2006-12-17

Ahmet Ertegün in Wien


Wieder ein Stück Vergangenheit restauriert. Ich weiss nicht, warum ich immer die Vergangenheit rekonstrurien will. Die Erinnerungen ordnen, alles in eine zeitliche Reihenfolge bringen...Zusammenhaenge ziehen oder kreiren...
Ich war mal überrascht in einer Ausstellung in Wien einen türkischen Namen zu lesen als Kollektioner. Das passiert nicht so oft. Den Namen Ahmet Ertegün zu lesen, war für mich überraschend. Es war in der Austellung über Rene Margritte.
"René Magritte - Der Schlüssel der Träume" im BA-CA Kunstforum, Wien, 6.April bis 24. Juli 2005
Eine Ausstellung, die für mich interessant war. In die Kiste mit dieser Ausstellung. Das heisst ich sammle auch die Ausstellungen zusammen -soweit ich kann- in Cyberspace, das mir momentan sicherer zu sein scheint als die materielle Existenz.
Ja der Tod von Ahmet Ertegün hat mich komischerweise an dieses Detail erinnert.
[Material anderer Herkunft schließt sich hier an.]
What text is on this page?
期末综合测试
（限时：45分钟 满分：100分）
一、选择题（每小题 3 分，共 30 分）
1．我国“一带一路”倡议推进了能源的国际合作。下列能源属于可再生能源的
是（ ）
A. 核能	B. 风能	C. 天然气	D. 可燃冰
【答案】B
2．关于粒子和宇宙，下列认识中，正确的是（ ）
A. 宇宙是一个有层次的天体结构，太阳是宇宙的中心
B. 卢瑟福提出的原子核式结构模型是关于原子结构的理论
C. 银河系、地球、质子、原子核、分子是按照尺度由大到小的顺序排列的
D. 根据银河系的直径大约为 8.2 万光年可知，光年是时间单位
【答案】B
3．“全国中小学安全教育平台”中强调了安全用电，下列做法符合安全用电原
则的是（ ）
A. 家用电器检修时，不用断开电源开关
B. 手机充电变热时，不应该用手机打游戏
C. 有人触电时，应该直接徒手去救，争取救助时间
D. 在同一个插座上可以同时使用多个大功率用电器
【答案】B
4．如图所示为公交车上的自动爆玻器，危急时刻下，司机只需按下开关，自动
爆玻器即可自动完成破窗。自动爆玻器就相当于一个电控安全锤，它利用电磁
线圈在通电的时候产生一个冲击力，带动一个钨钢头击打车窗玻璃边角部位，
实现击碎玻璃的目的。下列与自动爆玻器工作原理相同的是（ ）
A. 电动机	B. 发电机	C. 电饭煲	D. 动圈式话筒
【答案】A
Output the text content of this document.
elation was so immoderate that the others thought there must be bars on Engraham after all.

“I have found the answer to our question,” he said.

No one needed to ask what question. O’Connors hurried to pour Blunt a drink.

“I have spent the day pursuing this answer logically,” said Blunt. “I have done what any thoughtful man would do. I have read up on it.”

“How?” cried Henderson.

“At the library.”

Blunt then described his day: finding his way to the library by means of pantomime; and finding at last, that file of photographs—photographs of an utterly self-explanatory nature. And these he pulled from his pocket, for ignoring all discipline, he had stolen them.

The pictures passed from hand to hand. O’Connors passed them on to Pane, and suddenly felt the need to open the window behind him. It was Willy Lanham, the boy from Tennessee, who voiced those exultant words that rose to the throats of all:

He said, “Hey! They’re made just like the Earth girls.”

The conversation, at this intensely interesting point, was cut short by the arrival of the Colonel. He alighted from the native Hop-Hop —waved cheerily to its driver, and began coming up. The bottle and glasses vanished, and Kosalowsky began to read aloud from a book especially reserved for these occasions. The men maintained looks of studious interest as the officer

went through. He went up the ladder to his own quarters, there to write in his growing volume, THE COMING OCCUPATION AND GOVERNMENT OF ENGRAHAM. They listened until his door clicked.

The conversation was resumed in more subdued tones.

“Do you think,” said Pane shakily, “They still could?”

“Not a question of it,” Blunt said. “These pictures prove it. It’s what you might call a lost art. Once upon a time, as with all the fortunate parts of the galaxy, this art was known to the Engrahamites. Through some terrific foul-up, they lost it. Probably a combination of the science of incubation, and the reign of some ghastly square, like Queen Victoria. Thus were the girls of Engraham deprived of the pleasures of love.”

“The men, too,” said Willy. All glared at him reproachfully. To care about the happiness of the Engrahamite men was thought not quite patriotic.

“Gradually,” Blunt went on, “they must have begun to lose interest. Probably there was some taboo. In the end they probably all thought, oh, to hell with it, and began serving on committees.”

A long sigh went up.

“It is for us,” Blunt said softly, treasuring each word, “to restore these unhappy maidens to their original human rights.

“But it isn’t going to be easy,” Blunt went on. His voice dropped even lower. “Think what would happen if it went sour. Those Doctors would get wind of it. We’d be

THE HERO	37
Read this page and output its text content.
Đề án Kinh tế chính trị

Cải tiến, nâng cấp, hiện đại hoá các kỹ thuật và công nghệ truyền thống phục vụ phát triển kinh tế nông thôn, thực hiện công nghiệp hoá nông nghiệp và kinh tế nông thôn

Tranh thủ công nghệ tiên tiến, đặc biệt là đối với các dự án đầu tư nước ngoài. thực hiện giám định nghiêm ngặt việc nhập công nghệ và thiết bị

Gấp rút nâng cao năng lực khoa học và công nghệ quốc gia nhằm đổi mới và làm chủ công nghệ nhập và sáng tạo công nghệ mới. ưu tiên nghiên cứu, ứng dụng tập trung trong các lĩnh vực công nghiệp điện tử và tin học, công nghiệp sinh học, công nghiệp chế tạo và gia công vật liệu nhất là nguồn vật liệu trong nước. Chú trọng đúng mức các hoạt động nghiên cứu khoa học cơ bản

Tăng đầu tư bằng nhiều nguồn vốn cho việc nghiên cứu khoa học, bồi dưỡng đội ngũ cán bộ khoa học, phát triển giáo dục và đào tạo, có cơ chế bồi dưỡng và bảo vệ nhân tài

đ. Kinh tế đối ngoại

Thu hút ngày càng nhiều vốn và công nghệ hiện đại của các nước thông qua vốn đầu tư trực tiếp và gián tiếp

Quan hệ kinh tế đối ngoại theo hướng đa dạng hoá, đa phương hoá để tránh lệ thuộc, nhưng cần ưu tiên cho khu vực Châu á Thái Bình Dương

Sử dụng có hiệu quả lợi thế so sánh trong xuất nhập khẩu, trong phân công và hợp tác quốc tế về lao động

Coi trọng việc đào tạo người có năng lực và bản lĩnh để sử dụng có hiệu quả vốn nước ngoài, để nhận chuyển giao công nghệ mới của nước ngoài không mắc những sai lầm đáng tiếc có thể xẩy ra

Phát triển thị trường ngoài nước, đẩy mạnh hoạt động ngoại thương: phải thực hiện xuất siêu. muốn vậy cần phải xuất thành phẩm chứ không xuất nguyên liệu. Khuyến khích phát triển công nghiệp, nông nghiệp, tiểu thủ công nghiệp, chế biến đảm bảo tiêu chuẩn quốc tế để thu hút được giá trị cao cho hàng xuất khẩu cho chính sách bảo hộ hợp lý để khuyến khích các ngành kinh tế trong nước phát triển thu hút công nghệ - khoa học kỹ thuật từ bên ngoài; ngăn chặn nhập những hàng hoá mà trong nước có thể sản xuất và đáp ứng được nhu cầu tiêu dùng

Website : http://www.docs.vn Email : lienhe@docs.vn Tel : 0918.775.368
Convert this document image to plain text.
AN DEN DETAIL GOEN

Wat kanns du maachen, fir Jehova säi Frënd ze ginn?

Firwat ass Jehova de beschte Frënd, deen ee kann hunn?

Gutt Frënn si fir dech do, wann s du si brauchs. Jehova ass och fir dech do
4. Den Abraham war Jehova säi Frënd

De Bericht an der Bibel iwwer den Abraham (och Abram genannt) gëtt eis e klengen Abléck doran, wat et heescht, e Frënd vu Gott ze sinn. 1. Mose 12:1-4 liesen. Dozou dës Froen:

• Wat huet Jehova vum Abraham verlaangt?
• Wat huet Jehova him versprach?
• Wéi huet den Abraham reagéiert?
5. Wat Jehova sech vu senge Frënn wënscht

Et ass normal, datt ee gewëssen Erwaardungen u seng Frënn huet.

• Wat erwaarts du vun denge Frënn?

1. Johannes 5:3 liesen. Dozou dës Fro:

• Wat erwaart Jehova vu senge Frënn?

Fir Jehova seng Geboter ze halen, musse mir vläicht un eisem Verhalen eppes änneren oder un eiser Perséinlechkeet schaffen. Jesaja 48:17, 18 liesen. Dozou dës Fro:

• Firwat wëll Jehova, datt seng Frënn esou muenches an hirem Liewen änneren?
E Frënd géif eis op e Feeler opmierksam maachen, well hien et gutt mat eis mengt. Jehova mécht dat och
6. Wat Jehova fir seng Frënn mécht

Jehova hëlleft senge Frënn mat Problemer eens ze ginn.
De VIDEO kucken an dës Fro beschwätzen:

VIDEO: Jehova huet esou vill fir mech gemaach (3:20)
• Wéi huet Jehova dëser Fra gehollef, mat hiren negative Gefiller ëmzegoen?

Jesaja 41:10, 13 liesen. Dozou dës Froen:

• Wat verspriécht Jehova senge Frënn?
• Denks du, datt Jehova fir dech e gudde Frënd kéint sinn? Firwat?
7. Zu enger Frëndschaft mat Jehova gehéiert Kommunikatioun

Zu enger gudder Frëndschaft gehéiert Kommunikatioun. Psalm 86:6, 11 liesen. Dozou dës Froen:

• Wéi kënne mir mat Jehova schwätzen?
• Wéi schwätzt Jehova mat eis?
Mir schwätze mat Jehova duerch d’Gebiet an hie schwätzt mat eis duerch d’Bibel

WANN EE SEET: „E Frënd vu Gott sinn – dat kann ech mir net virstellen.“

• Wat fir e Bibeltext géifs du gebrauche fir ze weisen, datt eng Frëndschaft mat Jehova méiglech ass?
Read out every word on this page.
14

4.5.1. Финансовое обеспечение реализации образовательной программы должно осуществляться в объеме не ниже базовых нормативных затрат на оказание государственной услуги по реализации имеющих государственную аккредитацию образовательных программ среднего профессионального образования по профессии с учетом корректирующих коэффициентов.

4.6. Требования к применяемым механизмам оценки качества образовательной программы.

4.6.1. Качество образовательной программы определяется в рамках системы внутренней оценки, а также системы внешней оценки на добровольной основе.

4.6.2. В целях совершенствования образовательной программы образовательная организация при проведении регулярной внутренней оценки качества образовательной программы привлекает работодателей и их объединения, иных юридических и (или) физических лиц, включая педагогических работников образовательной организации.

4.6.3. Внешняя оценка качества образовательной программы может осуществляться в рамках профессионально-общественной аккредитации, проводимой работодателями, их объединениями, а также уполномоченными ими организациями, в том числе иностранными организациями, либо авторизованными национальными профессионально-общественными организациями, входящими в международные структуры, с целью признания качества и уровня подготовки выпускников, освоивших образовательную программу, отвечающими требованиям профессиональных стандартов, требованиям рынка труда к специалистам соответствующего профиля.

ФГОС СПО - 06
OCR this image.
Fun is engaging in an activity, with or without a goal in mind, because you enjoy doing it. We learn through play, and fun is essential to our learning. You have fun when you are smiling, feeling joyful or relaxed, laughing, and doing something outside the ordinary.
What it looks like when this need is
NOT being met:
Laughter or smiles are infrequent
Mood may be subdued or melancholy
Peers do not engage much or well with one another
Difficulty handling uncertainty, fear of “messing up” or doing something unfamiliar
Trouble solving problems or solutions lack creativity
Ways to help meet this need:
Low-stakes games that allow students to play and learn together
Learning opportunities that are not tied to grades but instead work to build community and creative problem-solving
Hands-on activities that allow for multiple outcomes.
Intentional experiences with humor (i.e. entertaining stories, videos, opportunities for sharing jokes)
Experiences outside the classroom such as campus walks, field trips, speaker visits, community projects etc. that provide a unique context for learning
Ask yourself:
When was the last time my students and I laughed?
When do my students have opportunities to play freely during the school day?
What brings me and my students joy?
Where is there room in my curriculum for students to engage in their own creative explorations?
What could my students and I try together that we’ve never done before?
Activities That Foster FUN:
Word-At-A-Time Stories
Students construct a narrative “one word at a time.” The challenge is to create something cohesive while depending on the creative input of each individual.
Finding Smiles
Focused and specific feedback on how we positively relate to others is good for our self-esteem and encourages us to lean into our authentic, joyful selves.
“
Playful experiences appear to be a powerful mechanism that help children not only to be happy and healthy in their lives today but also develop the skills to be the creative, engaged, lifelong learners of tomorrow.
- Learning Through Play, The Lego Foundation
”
Ek: O zaman bu Ahmet Ertegün yazısını yazarken aklımda başka şeyler de vardı ama bakış açısına göre ve hangi dildeki belleği kullandığıma göre konular değişiyor... Kullandığınız dil, düşünce dünyanızın sınırıdır der Wittgenstein... Yani evrensel dil diye birşey olamaz! Tek dil monist bir kişiliğin parçasıdır, çokdillilik bambaşka kişilik konstrüksiyonları getirecektir...
Ahmet Ertegün bir devlet memurunun oğlu olmasına rağmen ülke yönetim şeklini ddeğiştirdikten sonra birçok Türk burjuvasının hayatının amacı haline gelen bireysel başarı peşinde koşuyor... Zaten Türk burjuvası Osmanlı dan sonra artık devlet ile ilgilenmemeyi, bireysel başarılar peşinde koşmayı kendine prensip haline getirmiştir...
Halbuki bireysel ve toplumsal başarı arasında fark vardır.